On Tuesday, Rockefeller Center announced that this year’s Christmas Tree would be coming from Queensbury. The tree in question is a Norway Spruce, donated by the Lebowitz family, who live in Glens Falls. It will be cut on Nov. 10, and make its voyage south on Nov. 12.
“Queensbury is very proud to host the tree that will go to Rockefeller Plaza,” said Queensbury Town Supervisor John Strough. “It will give me another reason to visit New York City this year and see the tree.”
- Species: Norway Spruce
- Height: 82 feet (25 meters)
- Diameter: 50 feet (15.24 meters)
- Weight: Approx. 14 tons
- Age: Approx: 85-90 years old
Once it arrives at Rockefeller Center, the tree will be decorated with over 50,000 LED Christmas lights, spanning around 5 miles of wire. The star topping the tree will be the same one that has sat atop the annual center tree since 2018 – a 900-pound Swarovski star designed by architect Daniel Libeskind, 9 feet in diameter and featuring 70 crystal spikes.

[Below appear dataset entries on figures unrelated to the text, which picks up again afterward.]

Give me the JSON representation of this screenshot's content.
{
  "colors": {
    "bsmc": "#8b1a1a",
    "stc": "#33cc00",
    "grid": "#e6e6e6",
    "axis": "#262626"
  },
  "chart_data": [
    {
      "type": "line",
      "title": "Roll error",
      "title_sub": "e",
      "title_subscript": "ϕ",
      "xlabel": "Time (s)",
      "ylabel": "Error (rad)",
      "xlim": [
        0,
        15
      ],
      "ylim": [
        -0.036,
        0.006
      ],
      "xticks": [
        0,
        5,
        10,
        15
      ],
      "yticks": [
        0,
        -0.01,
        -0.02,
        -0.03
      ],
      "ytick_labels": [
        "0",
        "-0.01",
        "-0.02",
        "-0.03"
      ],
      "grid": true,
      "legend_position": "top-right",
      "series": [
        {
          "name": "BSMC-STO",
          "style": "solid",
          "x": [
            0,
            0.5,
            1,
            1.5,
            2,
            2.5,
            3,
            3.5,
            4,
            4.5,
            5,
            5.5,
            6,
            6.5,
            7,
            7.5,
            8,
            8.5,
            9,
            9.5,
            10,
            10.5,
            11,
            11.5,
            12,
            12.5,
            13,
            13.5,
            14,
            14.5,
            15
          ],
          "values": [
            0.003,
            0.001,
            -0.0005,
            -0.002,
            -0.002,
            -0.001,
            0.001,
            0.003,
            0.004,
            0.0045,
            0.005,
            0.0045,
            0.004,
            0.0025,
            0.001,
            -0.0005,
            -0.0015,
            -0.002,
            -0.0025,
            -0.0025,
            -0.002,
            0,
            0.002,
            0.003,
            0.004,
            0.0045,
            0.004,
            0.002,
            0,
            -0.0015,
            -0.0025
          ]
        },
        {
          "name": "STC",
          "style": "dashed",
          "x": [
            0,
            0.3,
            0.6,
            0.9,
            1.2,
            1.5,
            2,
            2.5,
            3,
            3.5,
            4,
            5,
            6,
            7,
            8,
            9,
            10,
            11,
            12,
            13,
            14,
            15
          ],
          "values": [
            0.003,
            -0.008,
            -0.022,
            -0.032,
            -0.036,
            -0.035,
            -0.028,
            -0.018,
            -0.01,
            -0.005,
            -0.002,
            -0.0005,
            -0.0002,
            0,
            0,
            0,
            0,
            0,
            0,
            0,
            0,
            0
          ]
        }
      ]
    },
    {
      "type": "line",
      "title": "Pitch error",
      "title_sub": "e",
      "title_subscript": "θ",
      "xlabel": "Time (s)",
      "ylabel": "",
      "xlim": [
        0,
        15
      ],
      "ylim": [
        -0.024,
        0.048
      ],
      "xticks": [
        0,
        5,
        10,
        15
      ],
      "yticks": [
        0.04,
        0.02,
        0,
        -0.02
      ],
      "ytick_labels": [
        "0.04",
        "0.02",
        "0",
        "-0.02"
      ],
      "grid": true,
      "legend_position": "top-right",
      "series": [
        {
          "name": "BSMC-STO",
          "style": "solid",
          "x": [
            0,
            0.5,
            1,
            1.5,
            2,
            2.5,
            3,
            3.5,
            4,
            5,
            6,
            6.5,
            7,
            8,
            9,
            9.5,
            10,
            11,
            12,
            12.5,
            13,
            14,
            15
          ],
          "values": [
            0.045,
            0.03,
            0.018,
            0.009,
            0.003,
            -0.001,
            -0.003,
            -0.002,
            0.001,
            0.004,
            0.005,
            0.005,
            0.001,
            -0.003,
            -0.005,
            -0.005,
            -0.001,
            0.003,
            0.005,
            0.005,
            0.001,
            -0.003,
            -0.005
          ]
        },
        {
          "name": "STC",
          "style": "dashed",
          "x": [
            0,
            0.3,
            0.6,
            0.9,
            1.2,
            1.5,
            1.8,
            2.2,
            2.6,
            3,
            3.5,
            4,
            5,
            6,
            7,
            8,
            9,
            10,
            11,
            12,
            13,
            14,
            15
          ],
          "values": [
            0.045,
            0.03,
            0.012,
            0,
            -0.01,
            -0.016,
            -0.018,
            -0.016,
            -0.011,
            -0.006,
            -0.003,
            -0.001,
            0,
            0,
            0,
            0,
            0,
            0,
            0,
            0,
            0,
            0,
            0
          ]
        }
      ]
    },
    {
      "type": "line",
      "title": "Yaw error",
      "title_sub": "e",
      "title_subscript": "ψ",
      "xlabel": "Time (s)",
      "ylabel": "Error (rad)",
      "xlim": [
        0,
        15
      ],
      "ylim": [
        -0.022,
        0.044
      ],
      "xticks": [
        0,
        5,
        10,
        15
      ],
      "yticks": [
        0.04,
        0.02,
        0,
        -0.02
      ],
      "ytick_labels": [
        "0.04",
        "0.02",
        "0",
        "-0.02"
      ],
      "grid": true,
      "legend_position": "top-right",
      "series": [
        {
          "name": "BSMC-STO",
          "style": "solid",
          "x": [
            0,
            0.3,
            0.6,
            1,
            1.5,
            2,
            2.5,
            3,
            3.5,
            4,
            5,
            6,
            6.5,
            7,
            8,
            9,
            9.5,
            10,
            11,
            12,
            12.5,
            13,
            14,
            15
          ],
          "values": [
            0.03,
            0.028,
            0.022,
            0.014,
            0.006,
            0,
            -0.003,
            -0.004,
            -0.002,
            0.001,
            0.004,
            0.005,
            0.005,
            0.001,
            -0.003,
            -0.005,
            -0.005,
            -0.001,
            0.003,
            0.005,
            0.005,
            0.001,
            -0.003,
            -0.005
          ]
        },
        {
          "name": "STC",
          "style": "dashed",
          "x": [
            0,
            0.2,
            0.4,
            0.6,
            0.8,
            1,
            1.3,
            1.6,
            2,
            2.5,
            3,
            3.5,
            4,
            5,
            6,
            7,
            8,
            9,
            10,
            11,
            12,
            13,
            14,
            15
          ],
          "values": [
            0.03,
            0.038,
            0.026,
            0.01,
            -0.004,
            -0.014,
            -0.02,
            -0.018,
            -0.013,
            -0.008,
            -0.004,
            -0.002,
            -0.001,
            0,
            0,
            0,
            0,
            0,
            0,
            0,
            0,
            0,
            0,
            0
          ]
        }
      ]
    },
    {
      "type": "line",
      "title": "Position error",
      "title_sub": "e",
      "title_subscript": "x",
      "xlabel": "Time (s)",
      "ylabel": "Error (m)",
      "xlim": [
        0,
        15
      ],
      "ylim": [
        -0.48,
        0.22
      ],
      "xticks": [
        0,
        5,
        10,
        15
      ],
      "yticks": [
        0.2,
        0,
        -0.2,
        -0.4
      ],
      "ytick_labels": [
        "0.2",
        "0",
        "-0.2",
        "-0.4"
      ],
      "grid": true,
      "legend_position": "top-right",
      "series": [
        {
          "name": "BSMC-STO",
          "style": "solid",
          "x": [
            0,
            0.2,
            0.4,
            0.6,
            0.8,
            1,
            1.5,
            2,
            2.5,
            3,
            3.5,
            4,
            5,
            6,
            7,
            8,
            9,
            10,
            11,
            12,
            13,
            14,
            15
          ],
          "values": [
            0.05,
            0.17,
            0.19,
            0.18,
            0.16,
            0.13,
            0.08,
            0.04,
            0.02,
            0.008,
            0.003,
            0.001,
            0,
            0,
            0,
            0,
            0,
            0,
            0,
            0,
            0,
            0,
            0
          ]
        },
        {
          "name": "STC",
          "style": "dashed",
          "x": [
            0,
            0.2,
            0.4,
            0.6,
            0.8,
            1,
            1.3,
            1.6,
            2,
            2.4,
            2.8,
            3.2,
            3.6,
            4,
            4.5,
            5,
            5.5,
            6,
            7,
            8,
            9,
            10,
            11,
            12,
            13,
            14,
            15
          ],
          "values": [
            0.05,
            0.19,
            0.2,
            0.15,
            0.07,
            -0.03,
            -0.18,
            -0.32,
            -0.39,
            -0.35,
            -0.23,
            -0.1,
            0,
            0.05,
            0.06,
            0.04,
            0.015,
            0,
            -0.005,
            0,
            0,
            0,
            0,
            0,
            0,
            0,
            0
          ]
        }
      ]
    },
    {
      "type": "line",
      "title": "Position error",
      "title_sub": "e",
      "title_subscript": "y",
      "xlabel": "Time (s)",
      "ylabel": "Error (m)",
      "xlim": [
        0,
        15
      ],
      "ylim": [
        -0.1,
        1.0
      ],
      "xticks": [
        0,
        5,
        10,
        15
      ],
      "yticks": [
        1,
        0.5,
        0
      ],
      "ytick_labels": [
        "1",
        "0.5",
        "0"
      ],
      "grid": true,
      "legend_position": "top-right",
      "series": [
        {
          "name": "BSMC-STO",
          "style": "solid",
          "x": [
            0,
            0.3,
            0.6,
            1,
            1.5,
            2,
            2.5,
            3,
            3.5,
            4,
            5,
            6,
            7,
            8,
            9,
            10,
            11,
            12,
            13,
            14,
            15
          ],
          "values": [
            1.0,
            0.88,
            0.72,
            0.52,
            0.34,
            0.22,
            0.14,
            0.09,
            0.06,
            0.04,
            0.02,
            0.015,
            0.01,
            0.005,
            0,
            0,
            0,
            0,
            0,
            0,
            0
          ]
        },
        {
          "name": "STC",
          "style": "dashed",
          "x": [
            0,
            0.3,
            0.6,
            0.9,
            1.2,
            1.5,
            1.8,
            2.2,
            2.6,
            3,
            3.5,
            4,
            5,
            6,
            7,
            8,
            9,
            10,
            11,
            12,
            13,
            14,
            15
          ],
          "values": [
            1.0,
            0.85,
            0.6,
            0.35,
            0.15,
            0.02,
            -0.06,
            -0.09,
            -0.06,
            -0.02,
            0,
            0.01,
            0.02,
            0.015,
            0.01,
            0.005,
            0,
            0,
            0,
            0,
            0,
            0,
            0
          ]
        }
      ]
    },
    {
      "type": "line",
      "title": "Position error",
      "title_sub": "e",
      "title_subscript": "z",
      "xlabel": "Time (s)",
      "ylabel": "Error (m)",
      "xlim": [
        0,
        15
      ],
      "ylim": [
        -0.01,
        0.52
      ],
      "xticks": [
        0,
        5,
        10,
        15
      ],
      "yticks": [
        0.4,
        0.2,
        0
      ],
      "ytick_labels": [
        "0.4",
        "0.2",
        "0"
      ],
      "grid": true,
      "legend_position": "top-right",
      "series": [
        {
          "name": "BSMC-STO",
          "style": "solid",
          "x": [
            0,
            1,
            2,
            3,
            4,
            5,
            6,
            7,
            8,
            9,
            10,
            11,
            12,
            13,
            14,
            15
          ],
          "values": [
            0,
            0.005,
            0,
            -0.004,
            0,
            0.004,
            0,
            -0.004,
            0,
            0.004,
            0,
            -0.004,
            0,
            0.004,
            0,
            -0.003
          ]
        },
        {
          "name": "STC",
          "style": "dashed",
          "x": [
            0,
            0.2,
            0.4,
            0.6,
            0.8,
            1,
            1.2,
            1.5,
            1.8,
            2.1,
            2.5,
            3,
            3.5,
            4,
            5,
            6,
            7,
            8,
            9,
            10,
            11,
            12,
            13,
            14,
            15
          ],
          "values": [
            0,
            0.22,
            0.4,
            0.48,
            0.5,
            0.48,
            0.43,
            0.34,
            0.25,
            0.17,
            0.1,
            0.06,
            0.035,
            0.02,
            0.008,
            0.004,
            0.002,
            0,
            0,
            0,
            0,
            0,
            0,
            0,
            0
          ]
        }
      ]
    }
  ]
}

The tree lighting will be held in Rockefeller Center on Nov. 30. Once the holiday season has come and gone, the tree will be milled into lumber that will support Habitat for Humanity projects.
In Queensbury, the tree reminds the town’s leader of a time when another significant local tree was put in the national spotlight. As a SUNY Adirondack student in 1969, Strough and others at the student senate protected a Glens Falls tree that was set to go to the White House.
“We camped out day and night to make sure nobody bothered the tree. The one disappointing part was when they took the tree, they took it to the White House, and the President said, ‘We would like to thank the people of Warren County, Ohio.'”
The Rockefeller Center tree tradition started in 1931, when workers put up the first tree. The first formal lighting ceremony was held in 1933, with over 700 lights illuminating the then-new RCA building. Variations over the decades have included years with multiple trees; decorations in support of soldiers during World War II; and the adoption of LED lights starting in 2007.